Opinion polls may have predicted a win for the BJP in Gujarat but the ruling party’s protagonists – Prime Minister Narendra Modi and BJP President Amit Shah – are leaving nothing to chance in the high-stakes Assembly elections, especially with the Congress claiming political green shoots in a State it has failed to win in 22 years.

The BJP Joint General Secretary in charge of the West Zone, V Satish, and General Secretary Bhupendra Yadav are camping in the State under Shah’s constant gaze. Elections to the 14th Vidhan Sabha will be held in two phases — on December 9 and December 14.

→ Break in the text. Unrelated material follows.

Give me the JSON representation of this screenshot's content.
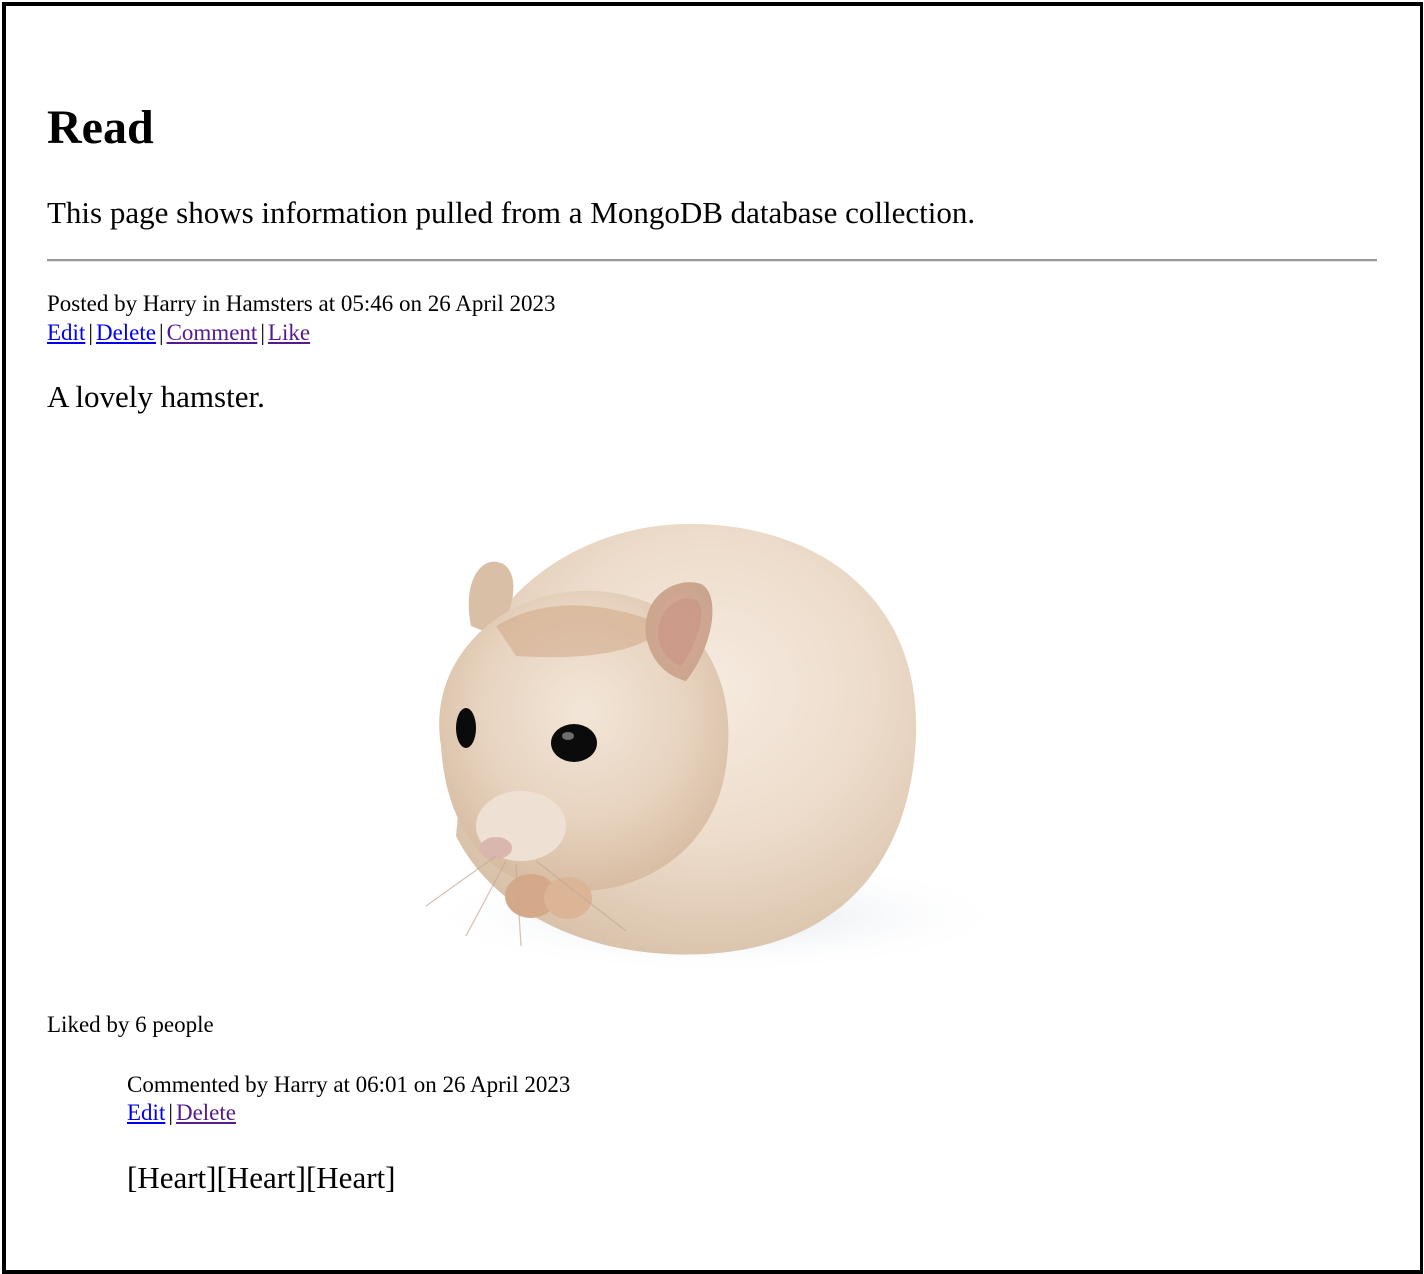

Two opinion polls — one by Times Now-VMR and another by India Today-Axis My India — have given the BJP between 118-134 and 115-125 seats respectively in the 182-member Assembly.

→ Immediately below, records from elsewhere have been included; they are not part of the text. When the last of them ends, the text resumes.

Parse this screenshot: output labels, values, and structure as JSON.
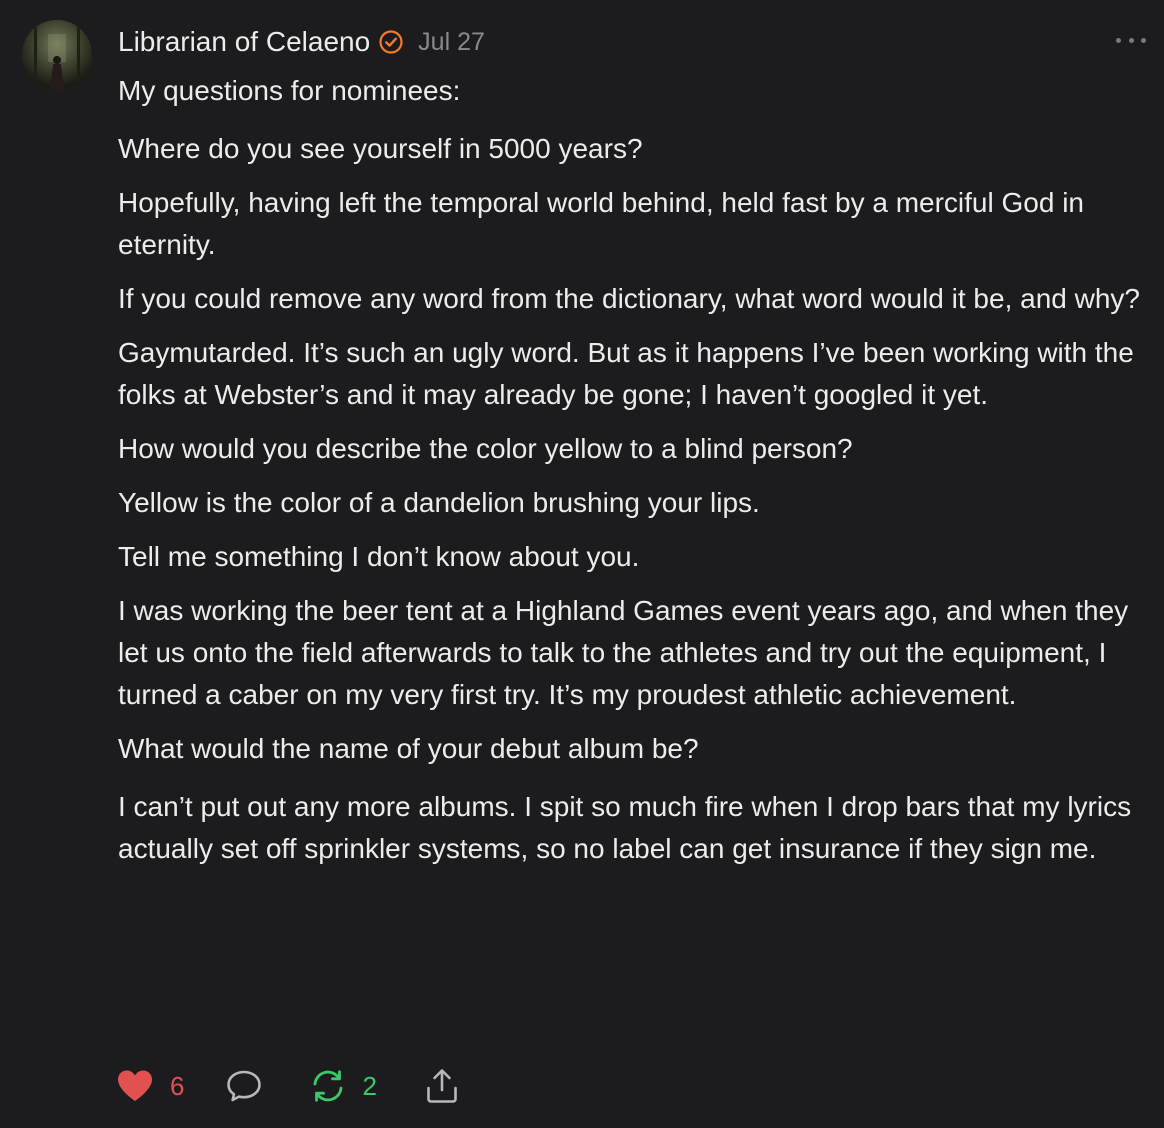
{
  "post": {
    "author": "Librarian of Celaeno",
    "date": "Jul 27",
    "paragraphs": [
      "My questions for nominees:",
      "Where do you see yourself in 5000 years?",
      "Hopefully, having left the temporal world behind, held fast by a merciful God in eternity.",
      "If you could remove any word from the dictionary, what word would it be, and why?",
      "Gaymutarded. It’s such an ugly word. But as it happens I’ve been working with the folks at Webster’s and it may already be gone; I haven’t googled it yet.",
      "How would you describe the color yellow to a blind person?",
      "Yellow is the color of a dandelion brushing your lips.",
      "Tell me something I don’t know about you.",
      "I was working the beer tent at a Highland Games event years ago, and when they let us onto the field afterwards to talk to the athletes and try out the equipment, I turned a caber on my very first try. It’s my proudest athletic achievement.",
      "What would the name of your debut album be?",
      "I can’t put out any more albums. I spit so much fire when I drop bars that my lyrics actually set off sprinkler systems, so no label can get insurance if they sign me."
    ]
  },
  "actions": {
    "likes": "6",
    "reposts": "2"
  },
  "icons": {
    "verified": "verified-check-icon",
    "more": "more-options-icon",
    "like": "heart-icon",
    "comment": "comment-bubble-icon",
    "repost": "repost-icon",
    "share": "share-icon"
  },
  "colors": {
    "background": "#1c1c1e",
    "text": "#ececec",
    "muted": "#8a8a8e",
    "verified": "#f07b2b",
    "like": "#e0524f",
    "repost": "#3ec86a"
  }
}
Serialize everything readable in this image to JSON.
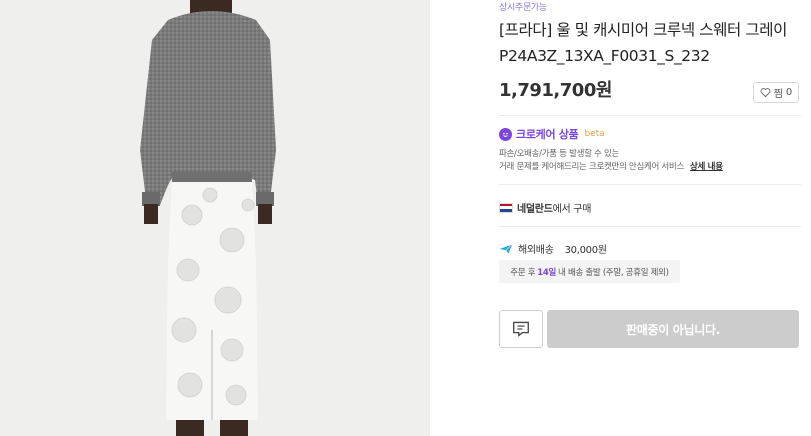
{
  "product": {
    "availability": "상시주문가능",
    "title": "[프라다] 울 및 캐시미어 크루넥 스웨터 그레이 P24A3Z_13XA_F0031_S_232",
    "price": "1,791,700원",
    "like_label": "찜",
    "like_count": "0"
  },
  "care": {
    "title": "크로케어 상품",
    "beta": "beta",
    "desc_line1": "파손/오배송/가품 등 발생할 수 있는",
    "desc_line2": "거래 문제를 케어해드리는 크로켓만의 안심케어 서비스",
    "more_label": "상세 내용"
  },
  "origin": {
    "country": "네덜란드",
    "suffix": "에서 구매",
    "flag_colors": [
      "#ae1c28",
      "#ffffff",
      "#21468b"
    ]
  },
  "shipping": {
    "label": "해외배송",
    "fee": "30,000원",
    "eta_prefix": "주문 후",
    "eta_days": "14일",
    "eta_suffix": "내 배송 출발 (주말, 공휴일 제외)"
  },
  "actions": {
    "chat_icon": "chat-icon",
    "soldout_label": "판매중이 아닙니다."
  },
  "colors": {
    "accent": "#7b45e0",
    "disabled": "#cccccc"
  }
}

“We are comfortable (in Gujarat). The process of candidate selection is currently under way. It is the most democratic process in Gujarat where the local leadership is very actively involved. There is a lot of hype…The secular media has been predicting the Patidars’ shift away from the BJP for a long time and the successive results have proven them wrong,” said a senior BJP leader, responding to questions about the Congress attracting young caste leaders such as Alpesh Thakore and Hardik Patel.

Not without hurdles

The challenges that the BJP faces in Gujarat includes collapse of infrastructure at many places due to the recent monsoon mayhem, the sudden resurgence of the Congress among the ruling party’s support base. The BJP has had to weather multiple agitations spearheaded by caste groups that it had painstakingly roped in since the 1990s. Historically a trading State, Gujarat is also battling the twin impact of demonetisation and GST implementation.

Since 2002 Assembly elections, when Modi successfully consolidated on the subnational identity and pride of “5 crore Gujaratis”, his successors find themselves facing a population which has now swelled to 6.5 crore, which includes 4.33 crore voters. Of them, around 65 per cent — or 2.8 crore — are young voters in the 20- 35 year age-group. And large sections of this age-group are participants in the reservation movements which reflect the landed communities’ angst against unemployment and jobless growth in an uncertain and increasingly automated economy, failing farm sector, etc.

Socio-economic churn

Since 2002, these 20-somethings have experienced both hope and despair. The Patidars, for instance, claim that many of their youths turned unemployed due to the 2008 meltdown, and after their MSMEs suffered grievously after demonetisation and the GST implementation.

Unemployability in the liberalised private sector has increasingly pushed these youth from the Hindutva fold back into their own caste groups, as they sought or opposed quota. In other words, caste insurrections, papered over by Hindutva since the 1990s, have returned to haunt the ruling party.

A resurgent Congress?

The Congress, under the careful steering of old warhorse Ashok Gehlot, is seeking to harvest electoral dividends from the social tornadoes unleashed by youngsters like Hardik Patel, Alpesh Thakore and Jignesh Mevani.

Congress Vice-President Rahul Gandhi’s secret parleys with some of these leaders points to a considered outreach towards the OBCs, among whom the party has not had much traction in the past. Not only is the Congress negotiating the percentage of reservation it will promise to the Patidars in its election manifesto, it is also taking assistance from these leaders in choosing candidates among these communities, who have traditionally voted for the BJP.

“A lot of these people are secretly working for the Congress,” said a senior BJP leader.

Change in the air?

Clearly, a lot is at stake for both Modi and Shah as well as Rahul in the “Hindutva laboratory”. In 1974, the unemployed youth-led Navnirman Andolan (Movement for Reconstruction) in Gujarat began to shape up into an anti-Congress agitation across North India, leading to imposition of the Emergency and subsequent realignment of political forces. In 2017, the boot is on the other leg: now the Congress is leading a Navsarjan Yatra (Journey for Resurgence) against the BJP and NDA, also from Gujarat.

The outcome in Gujarat Assembly polls may well, therefore, be the bell-weather for India’s political destiny in the next couple of years.